As a Government designated geographic area of disadvantage, or RAPID area, it has been estimated that approximately €27 million was spent in 2004-05 by statutory bodies on children's services in the part of Tallaght covered by the strategy. The project recognises this, which is a substantial sum in the area concerned. The National Children's Office is in place to co-ordinate the implementation of the children's strategy, including consultation with children, and hearing their voices. The Ombudsman for Children provides an independent voice on their behalf.

Ireland is one of the first countries in the world to have a national policy on play, Ready, Steady, Play, which was launched by my colleague, Deputy Brian Lenihan. The Government wants to build more playgrounds and parks with spaces to play and to make playgrounds and play areas safer for children. Part of this can be done through direct provision from the Exchequer and part by good forward planning on the part of local authorities. The Government has put funding in place. In Tallaght west, grants of €72,000 each have been provided to Jobstown, Fettercairn and Killinarden for playgrounds under the RAPID scheme.

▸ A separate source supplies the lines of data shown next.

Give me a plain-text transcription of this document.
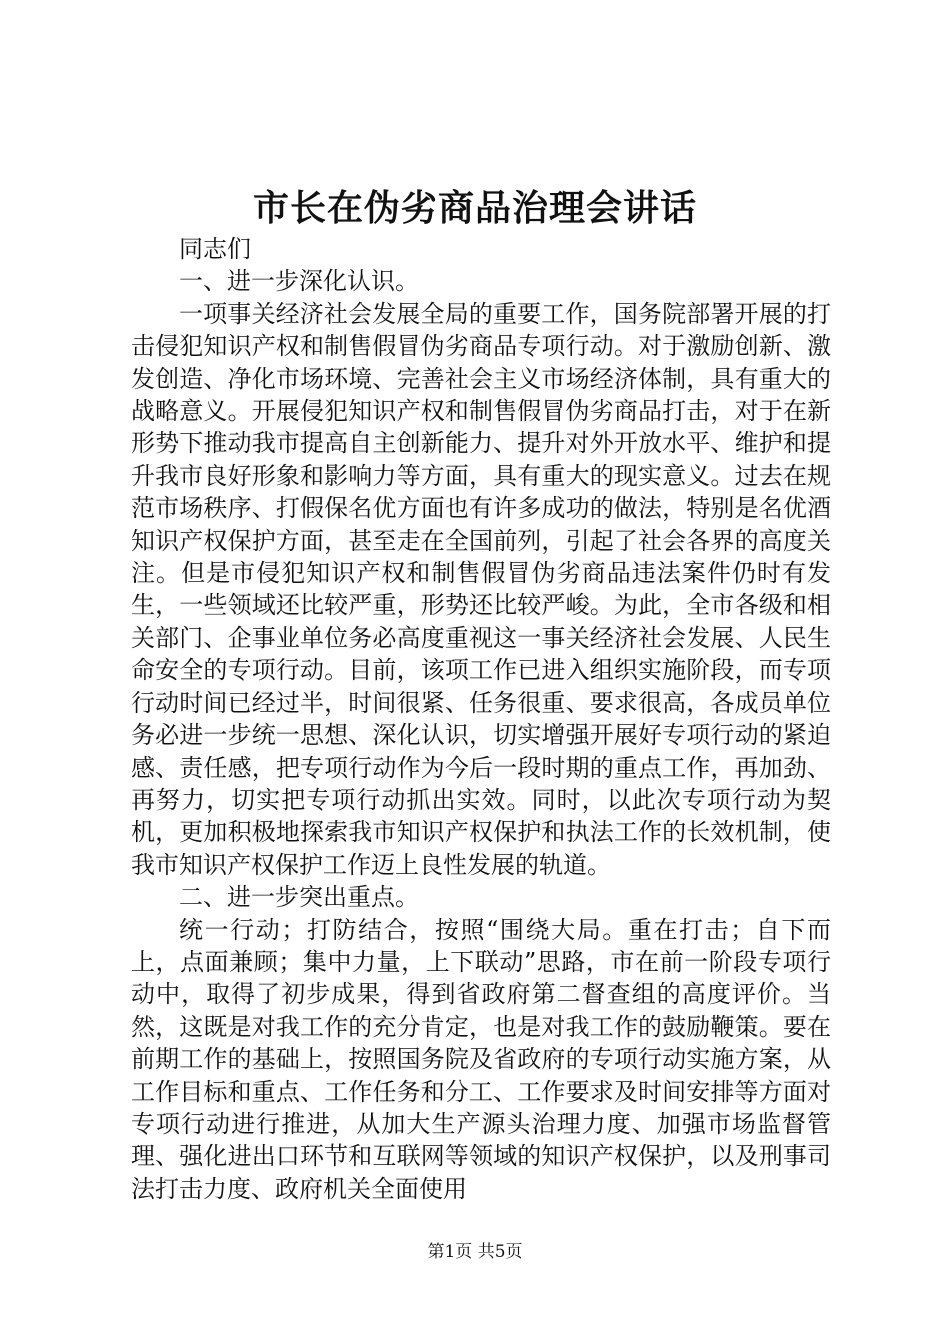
市长在伪劣商品治理会讲话

同志们

一、进一步深化认识。

一项事关经济社会发展全局的重要工作，国务院部署开展的打击侵犯知识产权和制售假冒伪劣商品专项行动。对于激励创新、激发创造、净化市场环境、完善社会主义市场经济体制，具有重大的战略意义。开展侵犯知识产权和制售假冒伪劣商品打击，对于在新形势下推动我市提高自主创新能力、提升对外开放水平、维护和提升我市良好形象和影响力等方面，具有重大的现实意义。过去在规范市场秩序、打假保名优方面也有许多成功的做法，特别是名优酒知识产权保护方面，甚至走在全国前列，引起了社会各界的高度关注。但是市侵犯知识产权和制售假冒伪劣商品违法案件仍时有发生，一些领域还比较严重，形势还比较严峻。为此，全市各级和相关部门、企事业单位务必高度重视这一事关经济社会发展、人民生命安全的专项行动。目前，该项工作已进入组织实施阶段，而专项行动时间已经过半，时间很紧、任务很重、要求很高，各成员单位务必进一步统一思想、深化认识，切实增强开展好专项行动的紧迫感、责任感，把专项行动作为今后一段时期的重点工作，再加劲、再努力，切实把专项行动抓出实效。同时，以此次专项行动为契机，更加积极地探索我市知识产权保护和执法工作的长效机制，使我市知识产权保护工作迈上良性发展的轨道。

二、进一步突出重点。

统一行动；打防结合，按照“围绕大局。重在打击；自下而上，点面兼顾；集中力量，上下联动”思路，市在前一阶段专项行动中，取得了初步成果，得到省政府第二督查组的高度评价。当然，这既是对我工作的充分肯定，也是对我工作的鼓励鞭策。要在前期工作的基础上，按照国务院及省政府的专项行动实施方案，从工作目标和重点、工作任务和分工、工作要求及时间安排等方面对专项行动进行推进，从加大生产源头治理力度、加强市场监督管理、强化进出口环节和互联网等领域的知识产权保护，以及刑事司法打击力度、政府机关全面使用

第1页 共5页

The provision of early childhood care and education services is identified as central to positive outcomes for children. The Government is reviewing options for future child care policy, taking account of the work of the high level working group on early childhood care and education and other reports on the issue. The National Children's Office was asked to prepare the high level working group report which was presented to the Cabinet Committee on Children last week.

Funding of over €10.6 million under the equal opportunities child care programme has been allocated to the Tallaght-Jobstown area since the beginning of the programme. School age child care is being addressed under the equal opportunities child care programme as well, under an initiative announced by my colleague, the Minister for Justice, Equality and Law Reform, Deputy McDowell, earlier this summer. The Health Service Executive is also involved in developing and supporting a number of child care and family support services in the Tallaght area and is represented on this project's consortium group.

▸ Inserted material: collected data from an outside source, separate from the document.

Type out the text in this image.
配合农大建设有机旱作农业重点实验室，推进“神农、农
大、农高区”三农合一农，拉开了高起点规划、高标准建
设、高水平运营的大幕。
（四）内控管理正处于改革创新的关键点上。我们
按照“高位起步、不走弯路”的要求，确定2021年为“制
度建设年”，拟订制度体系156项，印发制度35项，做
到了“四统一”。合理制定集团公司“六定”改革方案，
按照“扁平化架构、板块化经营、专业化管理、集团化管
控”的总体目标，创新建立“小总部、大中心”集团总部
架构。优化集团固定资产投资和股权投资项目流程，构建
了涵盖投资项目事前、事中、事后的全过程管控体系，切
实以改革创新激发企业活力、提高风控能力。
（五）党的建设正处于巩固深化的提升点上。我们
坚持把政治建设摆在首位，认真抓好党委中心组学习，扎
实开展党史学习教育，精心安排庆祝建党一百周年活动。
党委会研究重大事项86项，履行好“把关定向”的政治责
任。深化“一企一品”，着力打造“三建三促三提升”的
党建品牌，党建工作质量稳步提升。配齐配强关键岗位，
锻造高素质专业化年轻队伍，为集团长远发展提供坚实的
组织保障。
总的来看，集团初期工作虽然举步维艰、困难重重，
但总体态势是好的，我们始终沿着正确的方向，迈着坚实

Education is the key to young people reaching their full potential. It can provide them with the confidence to participate actively in society. Tackling educational disadvantage continues to be a key priority for the Government as reflected in the new action plan on educational disadvantage, delivering equality of opportunity in schools, launched by my colleague the Minister for Education and Science, Deputy Hanafin, last May. The new action plan aims to ensure that the educational needs of children and young people from disadvantaged communities are prioritised and effectively addressed in a more targeted, coherent and integrated way.

Another priority for the Government is reform of the youth justice system. Young people are subject to many pressures. Drugs, alcohol and social disadvantage can lead to a cycle of poverty, anti-social behaviour and getting into trouble. The Government is working to identify those at risk as early as possible and build their capacity to become responsible citizens.

The Children Act 2001 provides us with unique and specific opportunities. Major principles enshrined in the Act include the need for early intervention, the provision of community alternatives to detention and the principle that custody must remain a measure of last resort. A review of the structures of our youth justice system is being finalised and the results will be brought to the Government shortly.

Those developments at national level are mirrored in the approach outlined in the childhood development initiative's ten-year strategy. The strategy will support steps already being taken to improve outcomes for children in this area and play an active role in seeking new solutions to emerging issues. As the Taoiseach stated at the launch, the strategy and its proposals will be considered by relevant officials from the Departments drawing on the involvement of many local agencies in its preparation.